I need your help in solving the following problem: I have to calculate the characteristic function for the positive side of a random variable - simplest case: let $Y$ be standard normal and $Y^+ =\max (0,Y)$.
What is then the characteristic function of $Y^+$? I need to calculate both the direct formula (used as a check), but also the relation between $\phi_t(Y)$ and $\phi_t(Y^+)$ (to be used for more complex examples).
I have tried to get a straightforward answer by computing $\int_{-\infty}^{\infty}e^{ity^+}f(y)\mathrm dy$, by splitting in two integrals, completing the square and getting in the end: $\phi_t(Y) = \Phi(0) [ 1 - e^{\frac {-t^2} 2 } ]$ but I have no confidence in this result.
Any ideas on how this can be calculated?
Thank you for any feedback you have, Mihai
There is no reason why $\varphi_Z(t)=\mathbb E(\mathrm e^{\mathrm itZ})$ with $Z=\max(Y,0)$ should be a simple function of $\varphi_Y(t)=\mathbb E(\mathrm e^{\mathrm itY})$, in general.

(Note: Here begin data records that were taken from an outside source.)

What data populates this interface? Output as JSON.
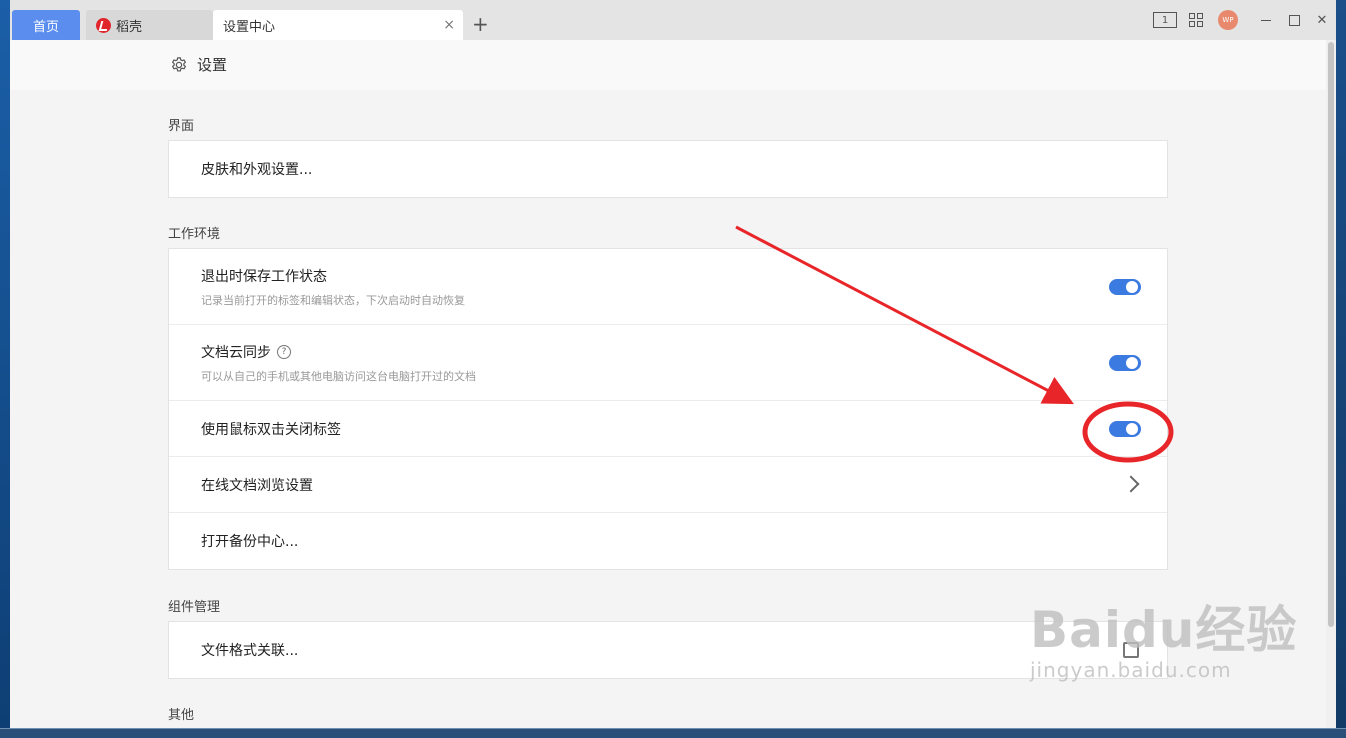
{
  "tabs": {
    "home": "首页",
    "docer": "稻壳",
    "settings": "设置中心",
    "close": "×",
    "add": "+"
  },
  "window_controls": {
    "mode": "1",
    "avatar": "WP",
    "close": "✕"
  },
  "header": {
    "title": "设置"
  },
  "sections": {
    "interface": {
      "title": "界面",
      "skin": "皮肤和外观设置..."
    },
    "workspace": {
      "title": "工作环境",
      "save_state": {
        "label": "退出时保存工作状态",
        "desc": "记录当前打开的标签和编辑状态，下次启动时自动恢复",
        "enabled": true
      },
      "cloud_sync": {
        "label": "文档云同步",
        "help": "?",
        "desc": "可以从自己的手机或其他电脑访问这台电脑打开过的文档",
        "enabled": true
      },
      "dblclick_close": {
        "label": "使用鼠标双击关闭标签",
        "enabled": true
      },
      "online_browse": {
        "label": "在线文档浏览设置"
      },
      "backup": {
        "label": "打开备份中心..."
      }
    },
    "components": {
      "title": "组件管理",
      "file_assoc": "文件格式关联..."
    },
    "other": {
      "title": "其他"
    }
  },
  "colors": {
    "accent": "#3b7ae0",
    "annotation": "#e8262a",
    "tab_home": "#5b8def"
  },
  "watermark": {
    "brand": "Baidu经验",
    "url": "jingyan.baidu.com"
  }
}
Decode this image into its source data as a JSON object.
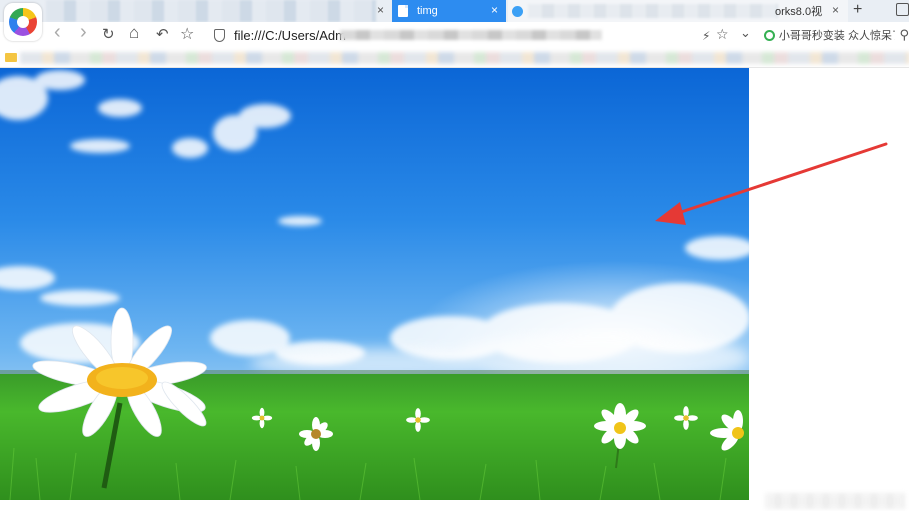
{
  "tabs": {
    "active": {
      "title": "timg"
    },
    "third": {
      "title": "orks8.0视"
    },
    "close_glyph": "×",
    "new_tab_glyph": "+"
  },
  "toolbar": {
    "back_glyph": "‹",
    "forward_glyph": "›",
    "reload_glyph": "↻",
    "home_glyph": "⌂",
    "undo_glyph": "↶",
    "star_glyph": "☆",
    "url": "file:///C:/Users/Adm",
    "lightning_glyph": "⚡",
    "star2_glyph": "☆",
    "dropdown_glyph": "⌄",
    "search_text": "小哥哥秒变装 众人惊呆了",
    "search_glyph": "⚲"
  },
  "colors": {
    "tab_active": "#2d8cf0",
    "arrow": "#e53935"
  },
  "icons": [
    "app-logo-icon",
    "doc-icon",
    "shield-icon",
    "back-icon",
    "forward-icon",
    "reload-icon",
    "home-icon",
    "undo-icon",
    "star-icon",
    "lightning-icon",
    "search-engine-icon",
    "search-icon",
    "folder-icon",
    "shirt-icon"
  ]
}
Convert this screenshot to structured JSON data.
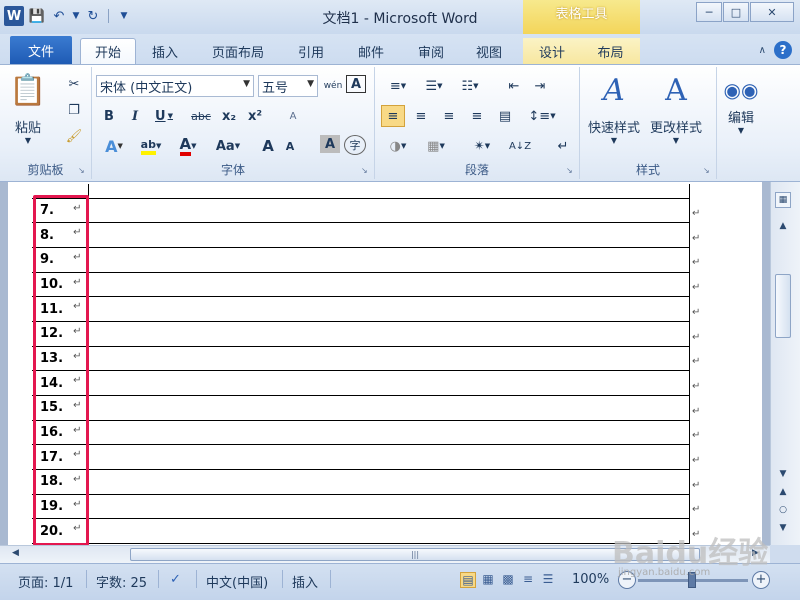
{
  "app": {
    "title": "文档1 - Microsoft Word",
    "logo_letter": "W",
    "context_tab_header": "表格工具"
  },
  "tabs": [
    "文件",
    "开始",
    "插入",
    "页面布局",
    "引用",
    "邮件",
    "审阅",
    "视图",
    "设计",
    "布局"
  ],
  "ribbon": {
    "clipboard": {
      "label": "剪贴板",
      "paste": "粘贴"
    },
    "font": {
      "label": "字体",
      "font_name": "宋体 (中文正文)",
      "font_size": "五号",
      "phonetic": "wén",
      "char_border": "A",
      "bold": "B",
      "italic": "I",
      "underline": "U",
      "strike": "abc",
      "subscript": "x₂",
      "superscript": "x²",
      "clear_format": "A",
      "text_effects": "A",
      "highlight": "ab",
      "font_color": "A",
      "change_case": "Aa",
      "grow": "A",
      "shrink": "A",
      "char_shading": "A",
      "enclose": "字"
    },
    "paragraph": {
      "label": "段落"
    },
    "styles": {
      "label": "样式",
      "quick_styles": "快速样式",
      "change_styles": "更改样式"
    },
    "editing": {
      "label": "编辑"
    }
  },
  "document": {
    "rows": [
      "7.",
      "8.",
      "9.",
      "10.",
      "11.",
      "12.",
      "13.",
      "14.",
      "15.",
      "16.",
      "17.",
      "18.",
      "19.",
      "20."
    ],
    "highlight_color": "#e3174f"
  },
  "statusbar": {
    "page": "页面: 1/1",
    "words": "字数: 25",
    "language": "中文(中国)",
    "mode": "插入",
    "zoom": "100%"
  },
  "watermark": {
    "text": "Baidu经验",
    "sub": "jingyan.baidu.com"
  }
}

In the specific case when $Y$ is standard normal, the tedious residue computations one imagines yield $\varphi_Y(t)=\mathrm e^{-t^2/2}$ and $$ \varphi_Z(t)=\tfrac12+\mathrm e^{-t^2/2}\left(\tfrac12+\mathrm iG(t)\right),\qquad G(t)=\int_0^t\frac1{\sqrt{2\pi}}\mathrm e^{u^2/2}\mathrm du. $$ Edit: To prove this, write $\varphi_Z(t)=\mathbb P(Y\leqslant0)+\mathbb E(\mathrm e^{\mathrm itY};Y\gt0)=\frac12+\mathbb E(\mathrm e^{\mathrm itY};Y\gt0)$ and $$ \mathbb E(\mathrm e^{\mathrm itY};Y\gt0)=\int_0^{+\infty}\mathrm e^{\mathrm itx}\frac1{\sqrt{2\pi}}\mathrm e^{-x^2/2}\mathrm dx=\mathrm e^{-t^2/2}I(t), $$ with $$ I(t)=\int_0^{+\infty}\frac1{\sqrt{2\pi}}\mathrm e^{-(x-\mathrm it)^2/2}\mathrm dx. $$ Consider the rectangle with vertices $-\mathrm it$, $-\mathrm it+R$, $+R$ and $0$. The integral of the function $z\mapsto\mathrm e^{-z^2/2}$ along the boundary of this rectangle, considered clockwise, is zero, hence $$ I_R(t)-J_R(t)-I_R(0)+J_0(t)=0, $$ with $$ I_R(t)=\int_{-\mathrm it}^{R-\mathrm it}\frac1{\sqrt{2\pi}}\mathrm e^{-z^2/2}\mathrm dz, \quad J_R(t)=\int_R^{R-\mathrm it}\frac1{\sqrt{2\pi}}\mathrm e^{-z^2/2}\mathrm dz. $$ When $R\to+\infty$, $I_R(t)\to I(t)$ and $J_R(t)\to0$, hence $I(t)=I(0)-J_0(t)$ with $$ I(0)=\int_0^{+\infty}\frac1{\sqrt{2\pi}}\mathrm e^{-x^2/2}\mathrm dx=\frac12, $$ and, by the change of variable $z=-\mathrm iu$, $$ J_0(t)=-\mathrm i\int_0^t\frac1{\sqrt{2\pi}}\mathrm e^{u^2/2}\mathrm du. $$ This completes the proof.